# 成為初級資料分析師 | Python 與資料科學應用

> NumPy 101：實踐科學計算的 Python 模組

## 郭耀仁

## 大綱

- 為什麼資料分析師需要 NumPy
- NumPy 基礎
- NumPy 技巧
- 延伸閱讀
- 作業

## 為什麼資料分析師需要 NumPy

## 隨堂練習：1 公里是 0.62137 英里，將這幾個長跑距離（公里）轉換為英里

In [None]:
distances = [1, 1.6, 3, 5, 10, 21.097, 42.195]

In [None]:
# conventional
dist_in_mile = []
for d in distances:
    dist_in_mile.append(d * 0.62137)
print(dist_in_mile)

In [None]:
# list comprehension
dist_in_mile = [d * 0.62137 for d in distances]
print(dist_in_mile)

In [None]:
# generator
dist_in_mile = (d * 0.62137 for d in distances)
print(list(dist_in_mile))

In [None]:
# lambda expression + map
dist_in_mile = list(map(lambda d : d * 0.62137, distances))
print(dist_in_mile)

## 隨堂練習：計算 A 與 B 的內積 C

$$
C_{i, j} = \sum{A_{i, k}B_{k, j}}
$$

In [None]:
A = [
    [1, 2],
    [4, 5]
]
B = [
    [4, 3],
    [2, 1]
]
# C = ?

In [None]:
# C is 2X2
C = [
    [0, 0],
    [0, 0]
]
I = len(A)
K = len(A[0])
J = len(B[0])

for i in range(I):
    for k in range(K):
        for j in range(J):
            C[i][j] += A[i][k] * B[k][j]
print(C)

## 讓內積更 Generalized

In [None]:
def get_mat_dot(A, B):
    I = len(A)
    K_A = len(A[0])
    K_B = len(B)
    J = len(B[0])
    if K_A != K_B:
        raise ValueError("shapes ({},{}) and ({},{}) not aligned: {} (dim 1) != {} (dim 0)".format(I, K_A, K_B, J, K_A, K_B))
    C = [[0 for j in range(J)] for i in range(I)]
    for i in range(I):
        for k in range(K):
            for j in range(J):
                C[i][j] += A[i][k] * B[k][j]
    return C

In [None]:
A = [
    [1, 2],
    [4, 5]
]
B = [
    [4, 3],
    [2, 1]
]

get_mat_dot(A, B)

In [None]:
A = [
    [1, 2],
    [4, 5]
]
B = [
    [4, 3],
    [2, 1],
    [4, 9]
]

get_mat_dot(A, B)

## 在科學計算使用者眼裡

- 以純量（scalar）作為運算單位還是太麻煩
- 哪些程式語言內建了 Vectorization（向量化）功能？
    - Matlab
    - R
    - Julia
    - ...etc.

## NumPy to the Rescue!

## 如何將這幾個長跑距離（公里）轉換為英里？

In [None]:
import numpy as np

distances = [1, 1.6, 3, 5, 10, 21.097, 42.195]
distances = np.array(distances)
dist_in_mile = distances * 0.62137
print(dist_in_mile)

## 如何計算 A 與 B 的內積 C？

In [None]:
import numpy as np

A = [
    [1, 2],
    [4, 5]
]
B = [
    [4, 3],
    [2, 1]
]
A = np.array(A)
B = np.array(B)
C = A.dot(B)
print(C)

## NumPy 基礎

## 什麼是 NumPy

> NumPy is the fundamental package for scientific computing in Python.

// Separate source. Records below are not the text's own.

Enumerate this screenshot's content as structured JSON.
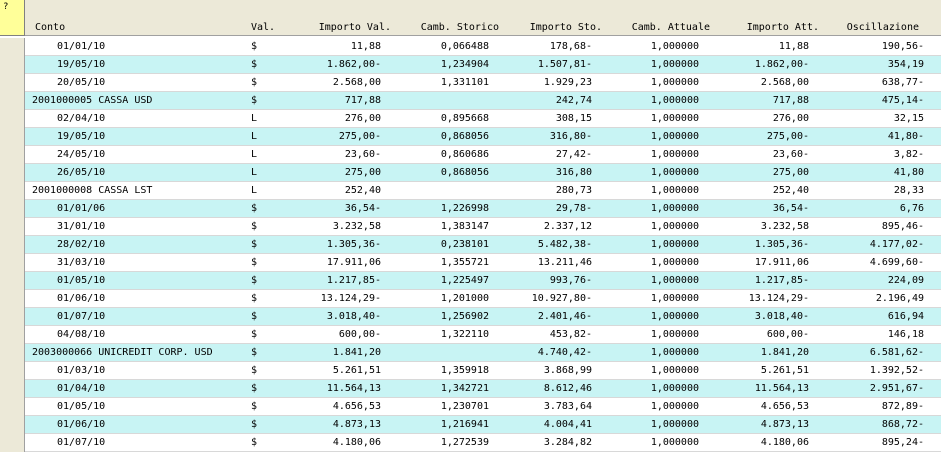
{
  "corner_label": "?",
  "columns": {
    "conto": "Conto",
    "val": "Val.",
    "importo_val": "Importo Val.",
    "camb_storico": "Camb. Storico",
    "importo_sto": "Importo Sto.",
    "camb_attuale": "Camb. Attuale",
    "importo_att": "Importo Att.",
    "oscillazione": "Oscillazione"
  },
  "rows": [
    {
      "type": "entry",
      "conto": "01/01/10",
      "val": "$",
      "importo_val": "11,88",
      "camb_storico": "0,066488",
      "importo_sto": "178,68-",
      "camb_attuale": "1,000000",
      "importo_att": "11,88",
      "oscillazione": "190,56-"
    },
    {
      "type": "entry",
      "conto": "19/05/10",
      "val": "$",
      "importo_val": "1.862,00-",
      "camb_storico": "1,234904",
      "importo_sto": "1.507,81-",
      "camb_attuale": "1,000000",
      "importo_att": "1.862,00-",
      "oscillazione": "354,19"
    },
    {
      "type": "entry",
      "conto": "20/05/10",
      "val": "$",
      "importo_val": "2.568,00",
      "camb_storico": "1,331101",
      "importo_sto": "1.929,23",
      "camb_attuale": "1,000000",
      "importo_att": "2.568,00",
      "oscillazione": "638,77-"
    },
    {
      "type": "account",
      "conto": "2001000005 CASSA USD",
      "val": "$",
      "importo_val": "717,88",
      "camb_storico": "",
      "importo_sto": "242,74",
      "camb_attuale": "1,000000",
      "importo_att": "717,88",
      "oscillazione": "475,14-"
    },
    {
      "type": "entry",
      "conto": "02/04/10",
      "val": "L",
      "importo_val": "276,00",
      "camb_storico": "0,895668",
      "importo_sto": "308,15",
      "camb_attuale": "1,000000",
      "importo_att": "276,00",
      "oscillazione": "32,15"
    },
    {
      "type": "entry",
      "conto": "19/05/10",
      "val": "L",
      "importo_val": "275,00-",
      "camb_storico": "0,868056",
      "importo_sto": "316,80-",
      "camb_attuale": "1,000000",
      "importo_att": "275,00-",
      "oscillazione": "41,80-"
    },
    {
      "type": "entry",
      "conto": "24/05/10",
      "val": "L",
      "importo_val": "23,60-",
      "camb_storico": "0,860686",
      "importo_sto": "27,42-",
      "camb_attuale": "1,000000",
      "importo_att": "23,60-",
      "oscillazione": "3,82-"
    },
    {
      "type": "entry",
      "conto": "26/05/10",
      "val": "L",
      "importo_val": "275,00",
      "camb_storico": "0,868056",
      "importo_sto": "316,80",
      "camb_attuale": "1,000000",
      "importo_att": "275,00",
      "oscillazione": "41,80"
    },
    {
      "type": "account",
      "conto": "2001000008 CASSA LST",
      "val": "L",
      "importo_val": "252,40",
      "camb_storico": "",
      "importo_sto": "280,73",
      "camb_attuale": "1,000000",
      "importo_att": "252,40",
      "oscillazione": "28,33"
    },
    {
      "type": "entry",
      "conto": "01/01/06",
      "val": "$",
      "importo_val": "36,54-",
      "camb_storico": "1,226998",
      "importo_sto": "29,78-",
      "camb_attuale": "1,000000",
      "importo_att": "36,54-",
      "oscillazione": "6,76"
    },
    {
      "type": "entry",
      "conto": "31/01/10",
      "val": "$",
      "importo_val": "3.232,58",
      "camb_storico": "1,383147",
      "importo_sto": "2.337,12",
      "camb_attuale": "1,000000",
      "importo_att": "3.232,58",
      "oscillazione": "895,46-"
    },
    {
      "type": "entry",
      "conto": "28/02/10",
      "val": "$",
      "importo_val": "1.305,36-",
      "camb_storico": "0,238101",
      "importo_sto": "5.482,38-",
      "camb_attuale": "1,000000",
      "importo_att": "1.305,36-",
      "oscillazione": "4.177,02-"
    },
    {
      "type": "entry",
      "conto": "31/03/10",
      "val": "$",
      "importo_val": "17.911,06",
      "camb_storico": "1,355721",
      "importo_sto": "13.211,46",
      "camb_attuale": "1,000000",
      "importo_att": "17.911,06",
      "oscillazione": "4.699,60-"
    },
    {
      "type": "entry",
      "conto": "01/05/10",
      "val": "$",
      "importo_val": "1.217,85-",
      "camb_storico": "1,225497",
      "importo_sto": "993,76-",
      "camb_attuale": "1,000000",
      "importo_att": "1.217,85-",
      "oscillazione": "224,09"
    },
    {
      "type": "entry",
      "conto": "01/06/10",
      "val": "$",
      "importo_val": "13.124,29-",
      "camb_storico": "1,201000",
      "importo_sto": "10.927,80-",
      "camb_attuale": "1,000000",
      "importo_att": "13.124,29-",
      "oscillazione": "2.196,49"
    },
    {
      "type": "entry",
      "conto": "01/07/10",
      "val": "$",
      "importo_val": "3.018,40-",
      "camb_storico": "1,256902",
      "importo_sto": "2.401,46-",
      "camb_attuale": "1,000000",
      "importo_att": "3.018,40-",
      "oscillazione": "616,94"
    },
    {
      "type": "entry",
      "conto": "04/08/10",
      "val": "$",
      "importo_val": "600,00-",
      "camb_storico": "1,322110",
      "importo_sto": "453,82-",
      "camb_attuale": "1,000000",
      "importo_att": "600,00-",
      "oscillazione": "146,18"
    },
    {
      "type": "account",
      "conto": "2003000066 UNICREDIT CORP. USD",
      "val": "$",
      "importo_val": "1.841,20",
      "camb_storico": "",
      "importo_sto": "4.740,42-",
      "camb_attuale": "1,000000",
      "importo_att": "1.841,20",
      "oscillazione": "6.581,62-"
    },
    {
      "type": "entry",
      "conto": "01/03/10",
      "val": "$",
      "importo_val": "5.261,51",
      "camb_storico": "1,359918",
      "importo_sto": "3.868,99",
      "camb_attuale": "1,000000",
      "importo_att": "5.261,51",
      "oscillazione": "1.392,52-"
    },
    {
      "type": "entry",
      "conto": "01/04/10",
      "val": "$",
      "importo_val": "11.564,13",
      "camb_storico": "1,342721",
      "importo_sto": "8.612,46",
      "camb_attuale": "1,000000",
      "importo_att": "11.564,13",
      "oscillazione": "2.951,67-"
    },
    {
      "type": "entry",
      "conto": "01/05/10",
      "val": "$",
      "importo_val": "4.656,53",
      "camb_storico": "1,230701",
      "importo_sto": "3.783,64",
      "camb_attuale": "1,000000",
      "importo_att": "4.656,53",
      "oscillazione": "872,89-"
    },
    {
      "type": "entry",
      "conto": "01/06/10",
      "val": "$",
      "importo_val": "4.873,13",
      "camb_storico": "1,216941",
      "importo_sto": "4.004,41",
      "camb_attuale": "1,000000",
      "importo_att": "4.873,13",
      "oscillazione": "868,72-"
    },
    {
      "type": "entry",
      "conto": "01/07/10",
      "val": "$",
      "importo_val": "4.180,06",
      "camb_storico": "1,272539",
      "importo_sto": "3.284,82",
      "camb_attuale": "1,000000",
      "importo_att": "4.180,06",
      "oscillazione": "895,24-"
    }
  ],
  "colors": {
    "row_alt": "#c8f4f4",
    "header_bg": "#ece9d8",
    "corner_bg": "#ffff99"
  }
}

It is a Python library that provides a multidimensional array object, various derived objects (such as masked arrays and matrices), and an assortment of routines for fast operations on arrays, including mathematical, logical, shape manipulation, sorting, selecting, I/O, discrete Fourier transforms, basic linear algebra, basic statistical operations, random simulation and much more.

- Numerical Python
- 創建一種稱為 ndarray 的類別，彌補了原生 list 缺少的向量化運算（vectorization）功能

## ndarray 類別與 `list` 的差異

> At the core of the NumPy package, is the ndarray object. This encapsulates n-dimensional arrays of homogeneous data types, with many operations being performed in compiled code for performance.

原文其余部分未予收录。